This is how data analysis will change in the 2020s.
I started my career as a management consultant in 2005. Back then, spreadsheets were the default software for data analysis. A decade and a half later, spreadsheets are still the default. The reason isn’t difficult to understand—they just work.
But data analysis has changed in multiple ways since the mid-2000s. Most prominently:
Data sets are large, very large. Whether you run an e-commerce store, marketing agency, or a recruiting company, you likely handle tens of thousands of data points. If you are in the top 30-percentile, you likely handle millions of data points in your analysis.
Data is dispersed. There was a time when you had multiple Excel files holding data and you could simply run vlookups to weave them together. In 2019, you have your data in different systems (because, millions!) and correlating the data from different sources is no longer a simple vlookup.
Data is no longer just numbers. Data today refers to images, music files, videos, and more. This increases the burden of processing and preparation of data before it can be analyzed.
Data is large, data is dispersed, and data is multi-format—and yet, the majority of our daily business still takes place on spreadsheets. Because spreadsheets are generally easy to learn, do the job well, and have a healthy support system (generally typing in “How to…<do something> …in Excel” on Google will solve any problem). Which brings me to my next point.
Spreadsheets are not going away.
Google Sheets and MSExcel are not going away. I will go a step farther and say new spreadsheet software will not easily replace GSheets and Excel either. I predict that existing spreadsheets will become more intelligent to handle the three complications above—whether Google and Microsoft intend for it to happen or not.
Data processing will be automated.
Data cleaning and preprocessing is a painful reality of working with spreadsheets. It is ridiculous that in 2019, we still have analysts spending most of their time downloading CSVs and fixing data and formatting. Machine learning is on its way to solving this problem and, although it isn’t there yet, we can expect a comprehensive solution coming through in the 2020s.
Some spreadsheet analysis will move to the Cloud.
As data sets get larger, it will be increasingly difficult to run massive calculations on your local machine. This will open up the market for more services that just make things faster.
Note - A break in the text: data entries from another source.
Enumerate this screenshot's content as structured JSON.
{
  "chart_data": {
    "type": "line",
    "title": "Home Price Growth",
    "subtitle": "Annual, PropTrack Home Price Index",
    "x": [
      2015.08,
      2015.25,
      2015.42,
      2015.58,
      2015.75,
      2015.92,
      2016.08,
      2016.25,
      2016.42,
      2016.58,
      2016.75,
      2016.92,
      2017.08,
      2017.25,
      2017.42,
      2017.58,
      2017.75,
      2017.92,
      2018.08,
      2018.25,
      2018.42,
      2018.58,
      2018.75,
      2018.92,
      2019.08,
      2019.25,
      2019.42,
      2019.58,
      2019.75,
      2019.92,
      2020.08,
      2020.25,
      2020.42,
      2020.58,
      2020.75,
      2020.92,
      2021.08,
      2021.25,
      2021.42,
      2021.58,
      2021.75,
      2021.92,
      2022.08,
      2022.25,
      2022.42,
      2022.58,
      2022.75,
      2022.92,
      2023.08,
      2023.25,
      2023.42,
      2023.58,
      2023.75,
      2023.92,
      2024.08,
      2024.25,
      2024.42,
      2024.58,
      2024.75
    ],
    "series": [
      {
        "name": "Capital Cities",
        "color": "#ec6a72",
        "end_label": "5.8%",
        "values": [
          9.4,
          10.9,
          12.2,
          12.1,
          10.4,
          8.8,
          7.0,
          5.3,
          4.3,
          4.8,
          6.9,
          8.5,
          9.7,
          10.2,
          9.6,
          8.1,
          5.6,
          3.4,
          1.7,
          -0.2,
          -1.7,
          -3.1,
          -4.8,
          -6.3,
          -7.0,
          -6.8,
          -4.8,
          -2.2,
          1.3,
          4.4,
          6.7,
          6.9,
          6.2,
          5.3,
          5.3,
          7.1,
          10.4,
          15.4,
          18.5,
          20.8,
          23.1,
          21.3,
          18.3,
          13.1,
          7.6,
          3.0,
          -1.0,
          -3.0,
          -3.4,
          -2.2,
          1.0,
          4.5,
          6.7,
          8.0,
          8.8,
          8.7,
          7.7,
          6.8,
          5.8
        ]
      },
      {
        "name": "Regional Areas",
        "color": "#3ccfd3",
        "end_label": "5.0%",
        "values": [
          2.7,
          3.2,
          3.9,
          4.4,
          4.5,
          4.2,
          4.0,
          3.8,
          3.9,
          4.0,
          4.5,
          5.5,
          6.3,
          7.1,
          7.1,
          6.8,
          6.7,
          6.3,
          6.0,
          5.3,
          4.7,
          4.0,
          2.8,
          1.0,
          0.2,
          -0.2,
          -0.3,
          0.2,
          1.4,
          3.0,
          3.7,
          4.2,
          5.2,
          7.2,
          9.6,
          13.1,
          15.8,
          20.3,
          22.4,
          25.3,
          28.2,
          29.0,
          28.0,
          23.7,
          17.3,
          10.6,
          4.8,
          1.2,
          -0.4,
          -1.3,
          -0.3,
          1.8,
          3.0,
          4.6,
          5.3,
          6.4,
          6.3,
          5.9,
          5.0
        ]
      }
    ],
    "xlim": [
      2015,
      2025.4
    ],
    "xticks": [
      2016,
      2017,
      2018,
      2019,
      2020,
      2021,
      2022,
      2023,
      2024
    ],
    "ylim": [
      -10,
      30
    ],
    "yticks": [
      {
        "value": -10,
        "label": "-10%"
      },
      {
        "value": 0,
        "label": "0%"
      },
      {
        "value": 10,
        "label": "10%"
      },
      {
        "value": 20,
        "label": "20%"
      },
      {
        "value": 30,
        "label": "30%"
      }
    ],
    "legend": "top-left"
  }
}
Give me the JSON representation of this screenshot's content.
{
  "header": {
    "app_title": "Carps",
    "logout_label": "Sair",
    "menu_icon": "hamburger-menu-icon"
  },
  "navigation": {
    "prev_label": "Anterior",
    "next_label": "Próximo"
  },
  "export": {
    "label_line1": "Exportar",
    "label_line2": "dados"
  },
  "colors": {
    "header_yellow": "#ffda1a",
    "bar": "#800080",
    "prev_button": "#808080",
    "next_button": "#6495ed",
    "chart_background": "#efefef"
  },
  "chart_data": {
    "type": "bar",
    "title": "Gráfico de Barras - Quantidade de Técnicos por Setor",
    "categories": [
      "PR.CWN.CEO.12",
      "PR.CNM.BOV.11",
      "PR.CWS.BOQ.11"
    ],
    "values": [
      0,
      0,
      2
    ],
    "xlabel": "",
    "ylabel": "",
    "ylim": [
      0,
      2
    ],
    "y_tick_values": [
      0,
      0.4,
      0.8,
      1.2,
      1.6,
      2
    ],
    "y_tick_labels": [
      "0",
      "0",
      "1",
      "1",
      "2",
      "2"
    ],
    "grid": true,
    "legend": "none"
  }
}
Something like Suhail Doshi’s MightyApp for faster Chrome.
Spreadsheets will be increasingly used for prediction, not just decision-making.
There is no way around this—decision-making is no longer prerogative of highly-paid business(wo)men in suits. Most decisions happen thousands of times in the background today: what product to show to a customer, which order to ship out first, which stock to buy, and which currency to hedge against. You can’t possibly use external software for every decision you make. Some spreadsheet-adjacent services, such as BigML are already trying to make prediction power accessible to spreadsheets.